Its condition means scientists can find answers to the evolutionary beginnings of the genus Homo from around two million years ago.

Previously, scientists have been unable to establish if there was a single species of Homo that could cope with a variety of ecosystems, of if there were several specialised species.

Because most fossils are fragments from multiple points in space and time, answering questions about human evolution has always been problematic.

Skull
Dmanisi shows early humans were much less diverse than thought (University of Zurich)

Another issue is that researchers often assume fossils they find are representative of a species, despite this not being statistically likely. As a result, five species of early Homo have been identified, including Homo habilis, Homo rudolfensis and Homo erectus.

The Zurich team believes the Dmanisi skull has provided a solution as it unites features previously thought to belong to different species.

Anthropologist Marcia Ponce de León said: "Had the braincase and the face of the Dmanisi sample been found as separate fossils, they very probably would have been attributed to two different species. It is also decisive that we have five well-preserved individuals in Dmanisi whom we know to have lived in the same place and at the same time."

Dmanisi
Dmanisi skull unites other species thought to be separate (University of Zurich)

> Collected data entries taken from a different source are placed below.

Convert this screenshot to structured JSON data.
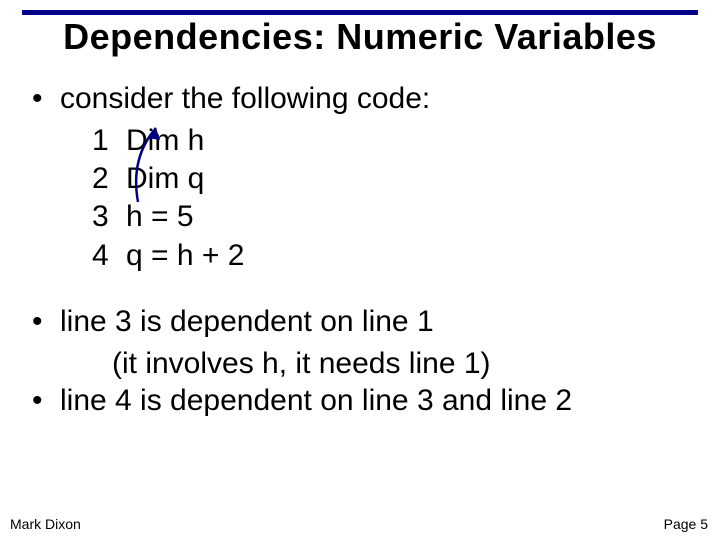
{
  "title": "Dependencies: Numeric Variables",
  "bullets": {
    "intro": "consider the following code:",
    "dep1": "line 3 is dependent on line 1",
    "dep1_sub": "(it involves h, it needs line 1)",
    "dep2": "line 4 is dependent on line 3 and line 2"
  },
  "code": {
    "n1": "1",
    "l1": "Dim h",
    "n2": "2",
    "l2": "Dim q",
    "n3": "3",
    "l3": " h = 5",
    "n4": "4",
    "l4": " q = h + 2"
  },
  "footer": {
    "author": "Mark Dixon",
    "page": "Page 5"
  },
  "colors": {
    "rule": "#00008b",
    "arrow": "#000080"
  }
}
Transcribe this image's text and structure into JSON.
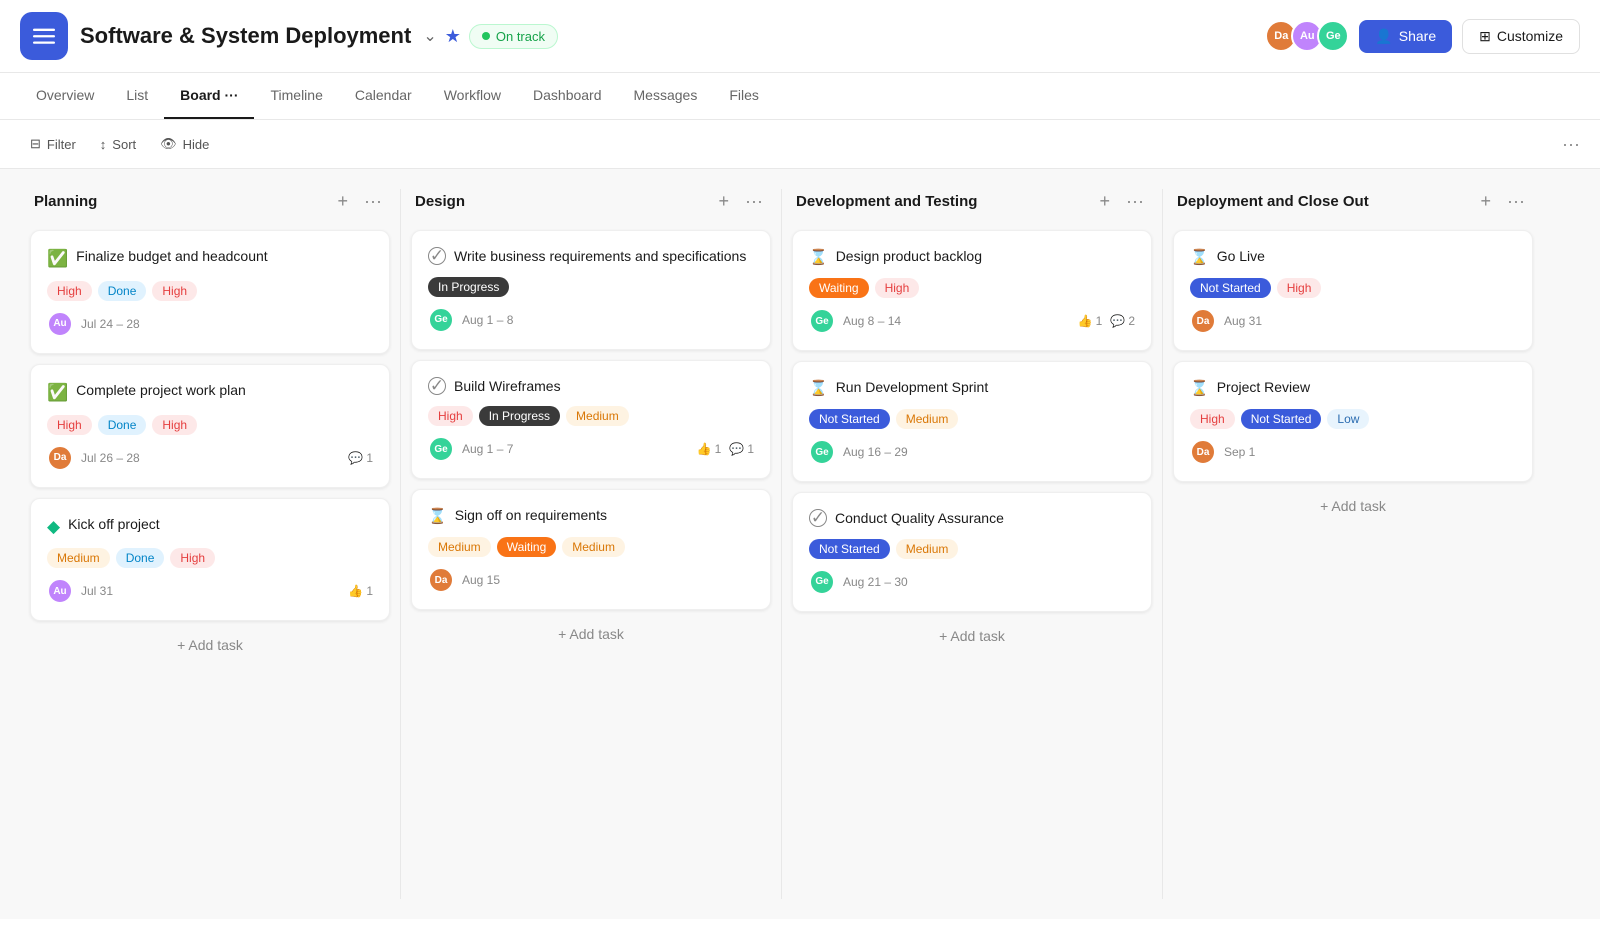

She said that having five skulls allows the team to compare variation within the Dmanisi group which provides two conclusions: "Firstly, the Dmanisi individuals all belong to a population of a single early Homo species. Secondly, the five Dmanisi individuals are conspicuously different from each other, but not more different than any five modern human individuals, or five chimpanzee individuals from a given population."

The researchers say scientists must now re-think their perspective on human evolution. They say African fossils from 1.8m years ago probably represent one species best described as Homo erectus, which then expanded through Eurasia and as far as China and Java.

Dmanisi
The Dmanisi skulls shows the variation in one subgroup of early man (University of Zurich)

Co-author Christoph Zollikofer said: "We know that these individuals came from the same location and the same geological time, so they could, in principle, represent a single population of a single species.

"Since we see a similar pattern and range of variation in the African fossil record ... it is sensible to assume that there was a single Homo species at that time in Africa. And since the Dmanisi hominids are so similar to the African ones, we further assume that they both represent the same species."